In a highly fragmented industry, roll ups are a great strategy for growth. But integrating multiple entities can be difficult, especially if you don’t have a proven framework. Ntiva has been successful in their M&A strategy, and has completed 15 acquisitions as of today. In this article, Steven Freidkin, CEO and Founder of Ntiva, Inc. and Christopher Vollmond-Carstens, Chief M&A Officer at Ntiva, Inc., share their strategy on how to execute the roll up strategy in the tech industry.
“When doing roll-ups, be intentional. Know what you're looking for and be intentional about what you're trying to create with it.” - Steven Freidkin
According to Steven, Ntiva is all about growing people with the help of technology. Which is why cultural fit is extremely important to them. Before they can create any value in a rollup, they ensure that the organization has similar values to them.
After that, they create value by bringing their expertise to the acquired company such as improving operations, and increasing the number of solutions for cross-selling opportunities.
It’s important to implement changes in a collaborative way to avoid friction. Be open to better processes, but also communicate the non-negotiables, which are tied to the deal rationale.
When evaluating a target company, be aware of customer concentration. Avoid companies that rely on a single anchor client to grow. It's important to see a strong mix or an even spread of clients. The best target companies are the ones that are still growing, rather than stagnant or declining.
In the tech industry, one of the most crucial parts of evaluating the target company is their recurring revenue. The certainty of revenue, now and into the future, is where value comes from in these types of businesses.
The biggest challenge in doing roll ups is culture. It is essential to be on the same page as the seller from a vision, mission, and priority standpoint, before pursuing the deal completely.

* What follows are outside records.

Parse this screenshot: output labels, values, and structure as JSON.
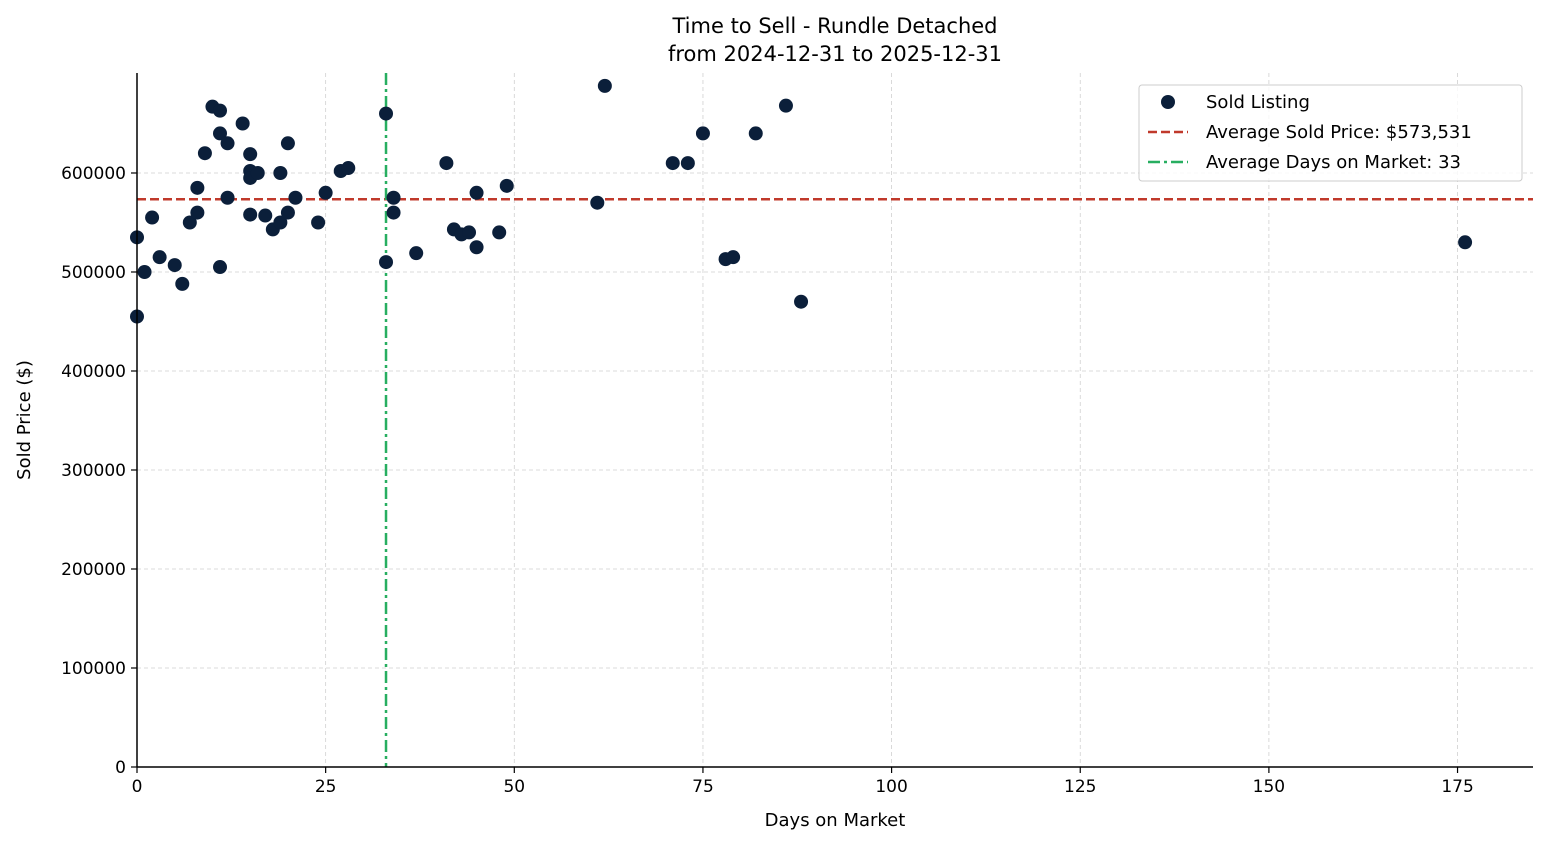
{
  "chart_data": {
    "type": "scatter",
    "title": "Time to Sell - Rundle Detached",
    "subtitle": "from 2024-12-31 to 2025-12-31",
    "xlabel": "Days on Market",
    "ylabel": "Sold Price ($)",
    "xlim": [
      0,
      185
    ],
    "ylim": [
      0,
      701000
    ],
    "xticks": [
      0,
      25,
      50,
      75,
      100,
      125,
      150,
      175
    ],
    "yticks": [
      0,
      100000,
      200000,
      300000,
      400000,
      500000,
      600000
    ],
    "grid": true,
    "legend_position": "top-right",
    "colors": {
      "points": "#0b1f3a",
      "avg_price": "#c0392b",
      "avg_days": "#27ae60",
      "grid": "#d0d0d0"
    },
    "series": [
      {
        "name": "Sold Listing",
        "points": [
          [
            0,
            535000
          ],
          [
            0,
            455000
          ],
          [
            1,
            500000
          ],
          [
            2,
            555000
          ],
          [
            3,
            515000
          ],
          [
            5,
            507000
          ],
          [
            6,
            488000
          ],
          [
            7,
            550000
          ],
          [
            8,
            585000
          ],
          [
            8,
            560000
          ],
          [
            9,
            620000
          ],
          [
            10,
            667000
          ],
          [
            11,
            663000
          ],
          [
            11,
            640000
          ],
          [
            11,
            505000
          ],
          [
            12,
            630000
          ],
          [
            12,
            575000
          ],
          [
            14,
            650000
          ],
          [
            15,
            619000
          ],
          [
            15,
            602000
          ],
          [
            15,
            595000
          ],
          [
            15,
            558000
          ],
          [
            16,
            600000
          ],
          [
            17,
            557000
          ],
          [
            18,
            543000
          ],
          [
            19,
            600000
          ],
          [
            19,
            550000
          ],
          [
            20,
            630000
          ],
          [
            20,
            560000
          ],
          [
            21,
            575000
          ],
          [
            24,
            550000
          ],
          [
            25,
            580000
          ],
          [
            27,
            602000
          ],
          [
            28,
            605000
          ],
          [
            33,
            660000
          ],
          [
            33,
            510000
          ],
          [
            34,
            575000
          ],
          [
            34,
            560000
          ],
          [
            37,
            519000
          ],
          [
            41,
            610000
          ],
          [
            42,
            543000
          ],
          [
            43,
            538000
          ],
          [
            44,
            540000
          ],
          [
            45,
            580000
          ],
          [
            45,
            525000
          ],
          [
            48,
            540000
          ],
          [
            49,
            587000
          ],
          [
            61,
            570000
          ],
          [
            62,
            688000
          ],
          [
            71,
            610000
          ],
          [
            73,
            610000
          ],
          [
            75,
            640000
          ],
          [
            78,
            513000
          ],
          [
            79,
            515000
          ],
          [
            82,
            640000
          ],
          [
            86,
            668000
          ],
          [
            88,
            470000
          ],
          [
            176,
            530000
          ]
        ]
      }
    ],
    "reference_lines": [
      {
        "name": "Average Sold Price: $573,531",
        "orientation": "horizontal",
        "value": 573531,
        "style": "dashed"
      },
      {
        "name": "Average Days on Market: 33",
        "orientation": "vertical",
        "value": 33,
        "style": "dashdot"
      }
    ]
  }
}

Another challenge in doing roll ups is the involvement of unqualified investment bankers. They block good buyers from working directly with the seller, and whisper outrageous prices that destroy negotiations and make the entire process more difficult.
Lastly, the emotion of the sellers can also be challenging to handle. Roll ups usually involve mom and pop shops who have been operating the business for many years of their lives. They can get very scared and confused during the M&A process.
Beware of companies that suddenly become wildly profitable in the last year or two. It could mean over-preparedness for a sale, which includes the removal of extra technical resources, and squeezing every last ounce of water out of a rock. Also, customer churn is a concern, and high employee turnover.
Another red flag is when the owners are not super articulate, or don't come across as open and genuine about what they want to do after the transaction. This affects the deal structure, and the ancillary attributes around the business.
Lastly, if the target business looks very different during the due diligence phase, walk away.